私の経営観です

これからの企業のコア・コンピタンスの源泉は「いのち」

経営の本質は「愛と慈しみ」

佐藤修

「複雑系の企業論」『複雑系の経済学』(ダイヤモンド社1997年)所収から引用

 

経営とは「目的達成のために、一定の資源を使って、最良の結果を出すこと」である。「最良」かどうかを評価するのは企業ではなく社会である。その結果として、企業は社会から利益を与えられる。

経営とはただ儲けることではなく、「一定の資源を」を「最良の結果」に結びつけることである。 そのためには経営資源(いわゆるヒト・モノ・カネ・情報)の価値を最大限に引き出さねばならない。

近年の日本企業にはそうした発想は希薄である。社員は労働力としてほんの一部の能力しか活用されず、原材料は使いやすい部分だけを使って廃棄され、資金も情報も社会への配慮なく勝手に使い込まれている傾向が強い。これでは資源が本来持っているせっかくの価値(いのち)が活きてこない。もったいないことである。

資源の持つ価値を活かしていくためには、資源の「いのち」を輝かすことである。そのためには、資源を愛する(いとおしむ)ことである。
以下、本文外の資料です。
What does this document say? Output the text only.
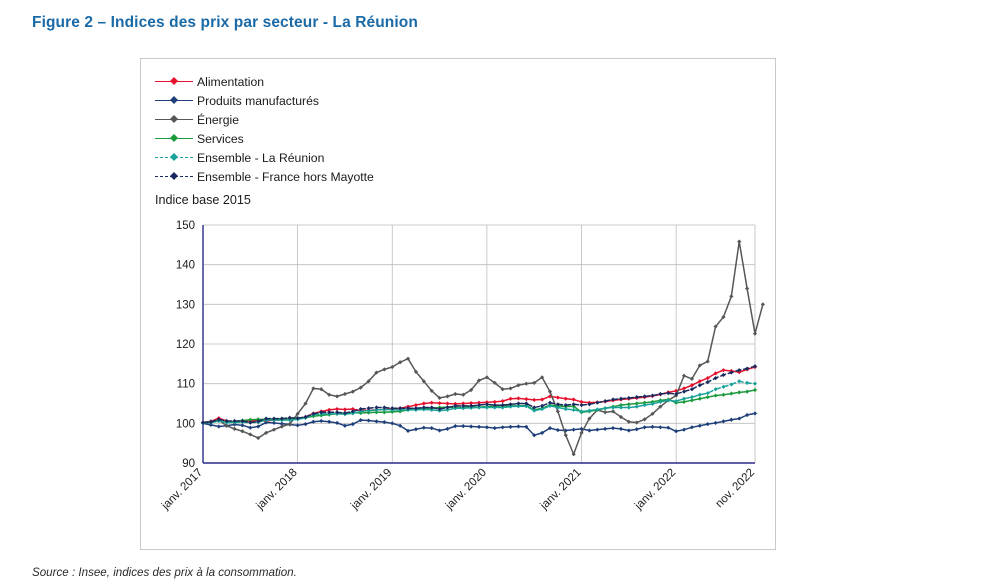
Figure 2 – Indices des prix par secteur - La Réunion
Alimentation
Produits manufacturés
Énergie
Services
Ensemble - La Réunion
Ensemble - France hors Mayotte
Indice base 2015
90
100
110
120
130
140
150
janv. 2017	janv. 2018	janv. 2019	janv. 2020	janv. 2021	janv. 2022	nov. 2022
Source : Insee, indices des prix à la consommation.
社員を愛すること、信頼することが最大のエンパワーメントであり、原材料をいとおしむこと、無駄にしないことが最大のコストダウンにつながることを認識しなければならない。これらは社会が直面している問題(地球環境問題や高齢化問題)にも深くつながっている。

いのちとか愛するとかという言葉は、近年の企業経営には馴染みにくいが、そこにこそ、現在の企業の最大の問題点がある。社員を愛せない企業がお客様を満足させられるはずがないし、ましてや人間尊重などという理念を掲げられるはずがない。CS経営が一時的な流行に終わった原因は、まさにこの点にあるのではないだろうか。個の尊重やCS経営ということを考えるならば、企業経営者の口からもっと素直にいのちや愛という言葉が出てくるはずである。

これからの企業のコア・コンピタンスは「いのち」である。それをベースにした新しい企業論、経営論が必要になっている。